El hombre vio al perro merodeando por los alrededores del caserío cuando todavía era verano. Era de capa negra y blanca, con la figura de los border collies, y mostraba una actitud que le resultó sorprendente. Llevaba la cabeza erguida, y se movía resuelto, descansando de vez en cuando junto a las vacas que pastaban en la ladera. En el riachuelo, cien metros abajo del caserío, bebía sin nerviosismo, como los animales grandes.
El hombre salió un día a su encuentro y le silbó de forma amistosa. El perro le evitó, internándose en un bosque cercano a paso lento, sin perder la compostura. Decidió entonces llamarle "Duin", que en lengua vasca significa "digno", "elegante".
Cuando llegaron las lluvias del otoño, el perro desapareció. El hombre pensó entonces que "Duin", un macho, habría llegado allí tras alguna correría. Eso explicaría su conducta, tan diferente de la de los perros abandonados, y también el hecho de que tardara varios meses en irse. En general, los perros que salían a vagar nunca sentían prisa por volver a casa. "En eso se parecen bastante a los humanos", bromeó el hombre en una cena con amigos. "La verdad, me habría gustado que se quedara", añadió. "Necesito un buen perro".
Llegó el invierno. El barro de los caminos se endureció, las orillas del riachuelo se helaron; arriba, en lo alto de los montes, asomó la nieve. Un domingo, al volver en coche a su caserío, el hombre distinguió una figurita cerca de las vascas de la ladera. Aceleró el coche y lo miró desde más cerca: efectivamente, era el border collie, era Duin. El hombre le llamó repetidamente, pero fue inútil. Su carácter no había cambiado. "Antes de Navidad comerás en mi mano", pensó el hombre. El animal estaba mucho más flaco que en verano, se le marcaban las costillas. Aparte, hacía mucho frío. Tendría que ceder.
Al principio, el plato de comida que dejaba junto al portón del caserío aparecía intacto. Luego, un día, mientras él trajinaba con los fardos de paja, el perro se acercó y comió. El hombre corrió hacia él con un azucarillo en la mano. "Toma, Duin". El perro escapó hacia la manada de vacas y se tumbó entre ellas.
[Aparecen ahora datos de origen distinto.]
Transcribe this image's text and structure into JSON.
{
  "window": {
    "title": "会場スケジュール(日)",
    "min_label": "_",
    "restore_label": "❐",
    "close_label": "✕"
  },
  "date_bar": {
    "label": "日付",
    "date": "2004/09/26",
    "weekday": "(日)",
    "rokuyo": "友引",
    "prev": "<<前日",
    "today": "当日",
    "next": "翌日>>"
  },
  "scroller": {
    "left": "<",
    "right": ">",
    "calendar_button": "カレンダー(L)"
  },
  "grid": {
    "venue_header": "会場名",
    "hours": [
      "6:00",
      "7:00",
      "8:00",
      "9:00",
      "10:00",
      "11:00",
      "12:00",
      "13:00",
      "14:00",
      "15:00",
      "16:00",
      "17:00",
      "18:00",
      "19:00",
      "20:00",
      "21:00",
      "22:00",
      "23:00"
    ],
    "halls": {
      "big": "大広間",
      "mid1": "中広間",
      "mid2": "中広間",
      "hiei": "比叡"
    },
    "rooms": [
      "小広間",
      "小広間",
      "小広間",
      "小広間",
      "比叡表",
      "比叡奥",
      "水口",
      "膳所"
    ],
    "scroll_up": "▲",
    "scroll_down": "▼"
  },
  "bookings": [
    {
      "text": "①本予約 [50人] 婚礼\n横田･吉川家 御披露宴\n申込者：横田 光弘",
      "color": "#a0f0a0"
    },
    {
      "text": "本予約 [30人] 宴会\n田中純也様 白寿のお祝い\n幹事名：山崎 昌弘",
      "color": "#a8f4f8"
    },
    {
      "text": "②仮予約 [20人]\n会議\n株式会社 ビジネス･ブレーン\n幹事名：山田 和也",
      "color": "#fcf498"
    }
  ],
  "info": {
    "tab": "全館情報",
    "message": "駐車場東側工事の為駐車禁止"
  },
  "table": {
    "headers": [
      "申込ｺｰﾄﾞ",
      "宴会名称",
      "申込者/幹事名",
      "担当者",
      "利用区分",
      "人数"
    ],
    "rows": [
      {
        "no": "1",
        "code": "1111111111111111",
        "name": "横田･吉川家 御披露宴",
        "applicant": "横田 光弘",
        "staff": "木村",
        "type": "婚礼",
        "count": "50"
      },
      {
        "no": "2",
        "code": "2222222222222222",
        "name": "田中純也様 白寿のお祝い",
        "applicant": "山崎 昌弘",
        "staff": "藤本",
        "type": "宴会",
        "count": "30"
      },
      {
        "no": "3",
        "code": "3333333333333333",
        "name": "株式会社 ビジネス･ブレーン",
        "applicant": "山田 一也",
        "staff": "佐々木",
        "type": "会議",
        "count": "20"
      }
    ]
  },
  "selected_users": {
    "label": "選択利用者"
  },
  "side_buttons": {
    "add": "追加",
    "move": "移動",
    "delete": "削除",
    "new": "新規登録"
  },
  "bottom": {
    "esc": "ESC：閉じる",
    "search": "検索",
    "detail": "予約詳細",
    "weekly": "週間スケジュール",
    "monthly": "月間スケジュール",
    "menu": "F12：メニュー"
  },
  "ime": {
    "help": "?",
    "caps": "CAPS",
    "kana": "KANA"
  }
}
"¿Las vacas dejan que se les acerque?". Los amigos del hombre estaban al tanto de la historia y le pedían detalles. "No solo eso", respondió él. Una de aquellas noches había ido donde las vacas para ver si podía meterlas en la cuadra, y las encontró agrupadas, formando una piña. En el centro, como en un nido, estaba el perro. "Las vacas y él han formado una sociedad", dijo el hombre. "Ellas le dan calor, y él les lame y les hace compañía". Uno de los amigos meneó la cabeza: "Llegará Navidad, pero no comerá de tu mano. Apuesta lo que quieras".
No apostó, pero lo intentó de todas las maneras. Con galletas, con trozos de carne, con huesos. El perro se limitaba a mirarle. Luego, por la noche, vaciaba el plato. "Prefiere la compañía de las vacas", dijo el hombre a sus amigos. La Navidad había quedado atrás, y él estaba resignado. "Deja de darle comida. Se marchará y volverás a tener paz", le dijeron sus amigos. "Se marchará, pero no por eso", dijo él. Había decidido vender las vacas. Sin ellas, estaba seguro, el perro no querría quedarse.
El camión que vino a por las vacas llegó aquella misma semana. Nada más oír el ruido del motor, el perro se puso alerta. Luego, cuando vio que abrían la parte trasera del vehículo y colocaban una rampa, empezó a ladrar. El hombre le gritó: "¡Aparta de ahí". El perro le enseñó los dientes. Tenía los ojos desorbitados. "¡Qué le pasa a este perro! ¡Parece rabioso!", dijo el tratante, un hombrón. Para entonces, las vacas se habían contagiado de la inquietud del perro, y correteaban sin sentido, subiendo y bajando por la ladera. "No quiere que nos llevemos a las vacas. Eso es todo", dijo el hombre. "¿Es tuyo?", preguntó el tratante sacando una palanca de hierro del camión. El hombre avanzó unos pasos hacia el perro. Los ladridos se volvieron histéricos. "¿Es tuyo?", volvió a preguntar el tratante. "Sí, es mío", dijo el hombre.
"Al final, tuvimos que sacar las vacas por el lado del riachuelo. Pero, con todo, nos costó dos horas", explicó el hombre a sus amigos. Hablaron del caso durante toda la cena. Ninguno había visto nada parecido. "Cuando se quedó solo empezó a aullar, y no calló hasta la mañana siguiente. Luego se fue", dijo el hombre... un hombre llamado Axenxio Hondarzabal, quien, hace casi veinte años, me contó una parte de esta historia."